I do a lot of work on the computer; it benefits me massively to have a proper desktop setup (keyboard, mouse, monitor). When I plug the UX31E in and hook up my peripherals and screen, I have a combined 3040×900 desktop environment with full keyboard and mouse. I can get a lot of work done on this capable machine.
But there’s one pervasive problem with many Ultrabooks, the UX31E included. Two USB ports is crippling for the desktop experience. The first two things I plug in are the keyboard and mouse — and that’s all the room I have. If I want to plug in an external HDD (like the 1TB that sits on my desk), I have to remove the keyboard or mouse, and temporarily fall back to the trackpad or keyboard on the UX31E. If I want to charge or sync my phone, I have to do the same. Maybe I want to transfer some files from my external HDD to a flash drive? How about printing? Get ready to start plugging and unplugging. There’s a huge range of peripherals that one could reasonably expect to plug into their Ultrabook when it’s at the desk.

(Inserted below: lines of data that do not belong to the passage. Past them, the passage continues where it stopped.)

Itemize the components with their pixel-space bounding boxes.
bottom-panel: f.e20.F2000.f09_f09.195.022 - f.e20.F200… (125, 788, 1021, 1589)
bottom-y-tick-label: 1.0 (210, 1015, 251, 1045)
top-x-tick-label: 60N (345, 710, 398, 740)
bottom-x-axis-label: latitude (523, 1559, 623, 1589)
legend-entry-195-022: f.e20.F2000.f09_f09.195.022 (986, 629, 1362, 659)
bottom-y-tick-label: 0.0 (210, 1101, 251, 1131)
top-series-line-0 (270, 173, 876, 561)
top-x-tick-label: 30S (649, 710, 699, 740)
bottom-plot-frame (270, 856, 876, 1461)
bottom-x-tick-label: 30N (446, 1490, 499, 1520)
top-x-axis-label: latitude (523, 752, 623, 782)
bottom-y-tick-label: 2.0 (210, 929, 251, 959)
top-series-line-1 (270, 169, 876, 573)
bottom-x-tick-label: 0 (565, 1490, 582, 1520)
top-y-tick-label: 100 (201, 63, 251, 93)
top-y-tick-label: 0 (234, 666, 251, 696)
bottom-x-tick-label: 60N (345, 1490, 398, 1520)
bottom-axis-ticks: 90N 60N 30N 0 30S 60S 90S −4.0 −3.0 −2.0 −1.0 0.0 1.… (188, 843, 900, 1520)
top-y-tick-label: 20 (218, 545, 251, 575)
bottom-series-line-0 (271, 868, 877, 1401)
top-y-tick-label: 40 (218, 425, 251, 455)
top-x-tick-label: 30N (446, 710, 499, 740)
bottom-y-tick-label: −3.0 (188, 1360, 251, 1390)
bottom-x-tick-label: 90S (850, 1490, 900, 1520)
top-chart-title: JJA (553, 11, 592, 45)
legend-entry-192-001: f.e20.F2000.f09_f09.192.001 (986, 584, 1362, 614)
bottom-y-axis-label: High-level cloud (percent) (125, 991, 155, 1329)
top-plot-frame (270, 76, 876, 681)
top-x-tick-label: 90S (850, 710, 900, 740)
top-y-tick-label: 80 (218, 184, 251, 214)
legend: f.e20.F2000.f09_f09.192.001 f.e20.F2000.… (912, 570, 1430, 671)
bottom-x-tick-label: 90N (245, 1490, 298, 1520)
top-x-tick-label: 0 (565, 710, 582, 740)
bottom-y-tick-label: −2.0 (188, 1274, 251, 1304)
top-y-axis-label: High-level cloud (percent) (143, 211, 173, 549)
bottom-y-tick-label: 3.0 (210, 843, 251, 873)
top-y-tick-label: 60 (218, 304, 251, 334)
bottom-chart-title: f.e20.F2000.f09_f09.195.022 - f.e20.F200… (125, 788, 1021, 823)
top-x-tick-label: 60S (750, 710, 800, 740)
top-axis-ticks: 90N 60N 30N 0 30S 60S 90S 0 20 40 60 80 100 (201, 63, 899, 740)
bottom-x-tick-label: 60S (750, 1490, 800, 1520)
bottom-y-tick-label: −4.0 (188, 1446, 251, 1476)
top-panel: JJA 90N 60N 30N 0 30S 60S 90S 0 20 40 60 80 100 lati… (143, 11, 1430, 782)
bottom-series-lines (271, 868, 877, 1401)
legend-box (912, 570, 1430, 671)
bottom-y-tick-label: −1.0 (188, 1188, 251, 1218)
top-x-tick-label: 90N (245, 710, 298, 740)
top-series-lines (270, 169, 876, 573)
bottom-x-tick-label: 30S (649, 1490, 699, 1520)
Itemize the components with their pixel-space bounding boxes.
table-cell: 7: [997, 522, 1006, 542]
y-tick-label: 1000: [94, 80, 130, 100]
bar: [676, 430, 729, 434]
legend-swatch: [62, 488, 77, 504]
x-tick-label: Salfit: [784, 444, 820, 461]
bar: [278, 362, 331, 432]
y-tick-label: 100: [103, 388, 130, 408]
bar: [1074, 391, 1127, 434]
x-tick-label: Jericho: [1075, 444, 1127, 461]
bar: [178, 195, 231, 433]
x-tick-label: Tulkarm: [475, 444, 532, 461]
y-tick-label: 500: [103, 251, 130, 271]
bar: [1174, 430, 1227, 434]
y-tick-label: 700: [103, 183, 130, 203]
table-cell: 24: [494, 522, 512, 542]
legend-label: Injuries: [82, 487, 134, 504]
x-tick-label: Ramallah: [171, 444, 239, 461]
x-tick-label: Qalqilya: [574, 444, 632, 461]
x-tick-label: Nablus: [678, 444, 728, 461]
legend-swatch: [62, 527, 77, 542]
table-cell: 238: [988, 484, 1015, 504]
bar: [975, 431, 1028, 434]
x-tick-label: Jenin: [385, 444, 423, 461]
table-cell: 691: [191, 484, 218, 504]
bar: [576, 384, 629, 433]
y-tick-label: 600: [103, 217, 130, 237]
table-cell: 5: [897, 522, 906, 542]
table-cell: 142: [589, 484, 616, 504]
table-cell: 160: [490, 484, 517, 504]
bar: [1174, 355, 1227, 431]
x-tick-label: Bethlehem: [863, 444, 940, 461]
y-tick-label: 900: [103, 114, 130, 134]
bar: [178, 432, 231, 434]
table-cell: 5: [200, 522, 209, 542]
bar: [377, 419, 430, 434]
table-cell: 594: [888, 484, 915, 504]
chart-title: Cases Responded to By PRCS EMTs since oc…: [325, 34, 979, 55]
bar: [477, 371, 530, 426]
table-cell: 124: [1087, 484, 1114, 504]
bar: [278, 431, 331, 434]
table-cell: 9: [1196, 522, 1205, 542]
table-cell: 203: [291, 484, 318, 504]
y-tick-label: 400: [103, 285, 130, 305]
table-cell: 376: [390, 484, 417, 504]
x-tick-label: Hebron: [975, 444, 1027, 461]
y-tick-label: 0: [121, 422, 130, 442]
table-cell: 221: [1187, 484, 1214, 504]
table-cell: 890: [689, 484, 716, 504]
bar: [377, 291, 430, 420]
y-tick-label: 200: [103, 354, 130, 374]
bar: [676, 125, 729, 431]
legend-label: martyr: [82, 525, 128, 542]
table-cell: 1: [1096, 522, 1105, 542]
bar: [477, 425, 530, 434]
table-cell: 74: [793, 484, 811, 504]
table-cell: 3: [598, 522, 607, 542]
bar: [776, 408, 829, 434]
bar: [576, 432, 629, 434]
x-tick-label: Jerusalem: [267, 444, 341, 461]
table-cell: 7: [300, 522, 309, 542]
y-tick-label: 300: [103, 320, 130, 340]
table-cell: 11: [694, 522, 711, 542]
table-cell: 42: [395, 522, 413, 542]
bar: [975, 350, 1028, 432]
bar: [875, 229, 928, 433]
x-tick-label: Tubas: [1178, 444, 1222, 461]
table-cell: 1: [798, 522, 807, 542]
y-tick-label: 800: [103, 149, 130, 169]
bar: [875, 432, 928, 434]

Yes you could get a USB hub (I have actually, and it has made life significantly easier), but that’s one more thing I have to carry around with me if I happen to need it while I’m out and about. The addition of just one more USB port would make a world of difference, and there’s really no good reason that it can’t be done. If Ultrabooks werent’ capable of such excellent desktop-class performance, none of this would be an issue. But because they can scale so well from low to higher power, it is a big mistake to cripple that capability with 2x USB ports.
While most Ultrabooks (in fact, the majority of those that I’ve reviewed) have just two USB ports, there is the occasional rule-breaker like the Gigabyte U2442, which might be one of the most port-packed Ultrabooks out there — even though it’s only 11.6-inches. The has 4x USB ports, full HDMI, full VGA, full SD, full ethernet, 3.5mm min in, and 3.5mm headphone out. That’s a long way from the UX31E which has 2x USB, micro VGA, micro HDMI, full SD, and a 3.5mm headphone/mic combo jack.
Ultrabook makers — this message is to you: we should have at least 3x USB ports on any computer — at least until someone figures out a viable universal wireless standard.
What say you Ultrabook readers… how many USB ports is best for you?